Pertama, dia berkata: “…bagi
saya, tampaknya pertanyaan tentang selibat klerus di antara para klerus di
Wilayah Amazon dicampuradukkan dengan gagasan evangelisasi yang keliru, yang
pada akhirnya akan menerima praktik-praktik adat yang, pada kenyataannya, justru
membutuhkan pemurnian dan peningkatan, dimana rahmat dari Kristus akan selalu
membawa orang-orang ke suatu tempat melalui evangelisasi yang benar."

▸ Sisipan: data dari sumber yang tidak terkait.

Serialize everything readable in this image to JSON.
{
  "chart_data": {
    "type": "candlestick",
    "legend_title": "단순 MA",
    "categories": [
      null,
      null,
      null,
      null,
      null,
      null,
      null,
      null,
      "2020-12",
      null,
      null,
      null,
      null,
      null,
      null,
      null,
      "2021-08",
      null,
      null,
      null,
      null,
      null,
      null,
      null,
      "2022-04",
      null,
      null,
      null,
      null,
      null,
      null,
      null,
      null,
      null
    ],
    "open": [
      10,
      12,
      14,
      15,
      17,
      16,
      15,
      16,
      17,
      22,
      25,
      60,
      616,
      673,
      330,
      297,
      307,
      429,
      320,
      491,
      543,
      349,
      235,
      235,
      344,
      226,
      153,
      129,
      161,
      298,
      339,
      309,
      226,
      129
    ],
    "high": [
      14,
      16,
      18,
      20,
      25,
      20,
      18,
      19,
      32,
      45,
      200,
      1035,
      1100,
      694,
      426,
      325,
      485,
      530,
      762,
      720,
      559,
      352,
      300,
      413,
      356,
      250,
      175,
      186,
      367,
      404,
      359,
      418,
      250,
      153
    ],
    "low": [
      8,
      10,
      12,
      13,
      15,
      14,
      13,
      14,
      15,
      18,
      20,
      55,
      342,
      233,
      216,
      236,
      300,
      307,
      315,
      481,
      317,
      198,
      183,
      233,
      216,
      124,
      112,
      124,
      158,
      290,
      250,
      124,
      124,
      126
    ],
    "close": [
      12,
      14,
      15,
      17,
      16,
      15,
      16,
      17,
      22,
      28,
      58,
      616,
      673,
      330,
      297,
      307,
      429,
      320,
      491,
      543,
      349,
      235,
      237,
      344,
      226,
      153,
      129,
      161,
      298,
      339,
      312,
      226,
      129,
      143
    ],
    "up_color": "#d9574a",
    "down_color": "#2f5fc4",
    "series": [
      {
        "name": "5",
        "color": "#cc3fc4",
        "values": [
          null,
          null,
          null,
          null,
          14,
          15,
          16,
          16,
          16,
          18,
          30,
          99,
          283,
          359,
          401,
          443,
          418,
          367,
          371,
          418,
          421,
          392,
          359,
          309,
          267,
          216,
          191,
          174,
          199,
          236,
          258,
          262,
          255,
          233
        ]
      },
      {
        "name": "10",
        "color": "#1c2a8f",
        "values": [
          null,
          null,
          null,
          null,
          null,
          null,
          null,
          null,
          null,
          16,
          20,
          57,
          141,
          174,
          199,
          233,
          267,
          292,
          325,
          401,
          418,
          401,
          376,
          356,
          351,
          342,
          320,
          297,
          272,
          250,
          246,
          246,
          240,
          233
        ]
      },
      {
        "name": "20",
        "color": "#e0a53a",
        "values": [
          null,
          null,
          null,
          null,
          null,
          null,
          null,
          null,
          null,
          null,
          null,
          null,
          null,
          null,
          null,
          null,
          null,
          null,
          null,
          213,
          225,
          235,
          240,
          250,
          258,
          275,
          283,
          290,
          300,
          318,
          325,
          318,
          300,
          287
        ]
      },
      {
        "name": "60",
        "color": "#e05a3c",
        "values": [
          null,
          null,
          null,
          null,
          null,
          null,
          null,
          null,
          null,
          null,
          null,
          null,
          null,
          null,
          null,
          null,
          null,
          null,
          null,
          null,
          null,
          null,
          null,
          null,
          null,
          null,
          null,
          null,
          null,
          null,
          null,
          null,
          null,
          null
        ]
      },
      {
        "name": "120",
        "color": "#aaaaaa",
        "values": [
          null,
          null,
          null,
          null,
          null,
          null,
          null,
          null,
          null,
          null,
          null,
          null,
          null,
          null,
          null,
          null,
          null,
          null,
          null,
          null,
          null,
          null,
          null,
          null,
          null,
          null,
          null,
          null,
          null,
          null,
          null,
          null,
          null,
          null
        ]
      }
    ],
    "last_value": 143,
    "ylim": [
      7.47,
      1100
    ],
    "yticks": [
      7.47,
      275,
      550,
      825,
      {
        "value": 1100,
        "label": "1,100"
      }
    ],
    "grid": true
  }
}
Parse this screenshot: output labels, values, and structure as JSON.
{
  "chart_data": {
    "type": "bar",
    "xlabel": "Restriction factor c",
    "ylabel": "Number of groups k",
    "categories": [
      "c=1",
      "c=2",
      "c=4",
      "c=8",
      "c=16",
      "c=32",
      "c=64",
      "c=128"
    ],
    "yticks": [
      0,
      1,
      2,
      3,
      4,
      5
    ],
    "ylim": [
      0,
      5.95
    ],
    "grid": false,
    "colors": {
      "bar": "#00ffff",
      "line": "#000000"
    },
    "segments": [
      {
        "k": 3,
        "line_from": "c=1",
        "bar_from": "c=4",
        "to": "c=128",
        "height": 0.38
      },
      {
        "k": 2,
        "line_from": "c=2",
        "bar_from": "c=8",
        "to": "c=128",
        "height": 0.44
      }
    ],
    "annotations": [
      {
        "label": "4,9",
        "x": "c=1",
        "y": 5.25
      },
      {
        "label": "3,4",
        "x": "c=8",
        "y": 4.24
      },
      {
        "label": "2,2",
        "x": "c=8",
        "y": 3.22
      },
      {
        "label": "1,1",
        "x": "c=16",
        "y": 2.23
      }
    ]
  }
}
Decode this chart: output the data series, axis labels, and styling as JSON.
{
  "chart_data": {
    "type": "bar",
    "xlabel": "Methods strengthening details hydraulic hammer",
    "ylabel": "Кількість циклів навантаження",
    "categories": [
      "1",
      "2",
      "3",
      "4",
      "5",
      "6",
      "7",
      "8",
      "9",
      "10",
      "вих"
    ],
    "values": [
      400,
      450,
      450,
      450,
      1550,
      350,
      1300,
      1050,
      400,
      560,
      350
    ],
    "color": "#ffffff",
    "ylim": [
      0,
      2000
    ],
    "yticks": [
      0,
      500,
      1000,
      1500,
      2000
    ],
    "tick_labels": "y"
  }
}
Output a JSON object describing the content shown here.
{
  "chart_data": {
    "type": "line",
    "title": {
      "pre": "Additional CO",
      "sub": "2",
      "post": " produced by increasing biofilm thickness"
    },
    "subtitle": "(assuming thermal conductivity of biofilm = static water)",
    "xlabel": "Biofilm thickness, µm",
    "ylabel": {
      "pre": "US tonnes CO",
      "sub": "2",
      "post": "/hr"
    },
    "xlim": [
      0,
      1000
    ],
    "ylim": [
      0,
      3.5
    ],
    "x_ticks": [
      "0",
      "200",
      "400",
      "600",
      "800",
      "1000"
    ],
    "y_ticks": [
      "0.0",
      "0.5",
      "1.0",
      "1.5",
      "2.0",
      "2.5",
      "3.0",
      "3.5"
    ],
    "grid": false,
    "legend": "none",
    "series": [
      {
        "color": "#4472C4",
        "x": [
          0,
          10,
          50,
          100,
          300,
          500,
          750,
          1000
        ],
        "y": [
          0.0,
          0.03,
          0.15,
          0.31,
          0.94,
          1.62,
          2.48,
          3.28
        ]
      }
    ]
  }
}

"Kedua," tambahnya, "…adalah tidak jujur untuk
mengatakan bahwa sinode Pan Amazon sedang menangani masalah selibat klerus hanya
bagi wilayah itu saja."
“Jika
hal itu menyulut pertanyaan, yang menurut saya (penghapusan selibat) tidak
benar untuk dilakukan, hal itu akan berhubungan langsung dengan disiplin Gereja universal. Bahkan, sudah ada
seorang Uskup di Jerman yang menyatakan bahwa jika Bapa Suci memberikan
pelonggaran terhadap kewajiban selibat sempurna bagi para klerus di Wilayah
Amazon, maka para Uskup Jerman akan meminta pelonggaran yang sama.”
“Terakhir,” mantan prefek Signatura Apostolik itu mencatat bahwa “…mengemukakan
kasus seorang Anglikan yang menikah dengan orang Katolik, atau para pendeta
Protestan yang telah diterima dalam persekutuan penuh Gereja Katolik Roma, dan
ditahbiskan menjadi imam, hal itu belum mempertimbangkan bahwa praktik yang
menyangkut selibat klerus, membutuhkan studi dan klarifikasi yang lebih mendalam."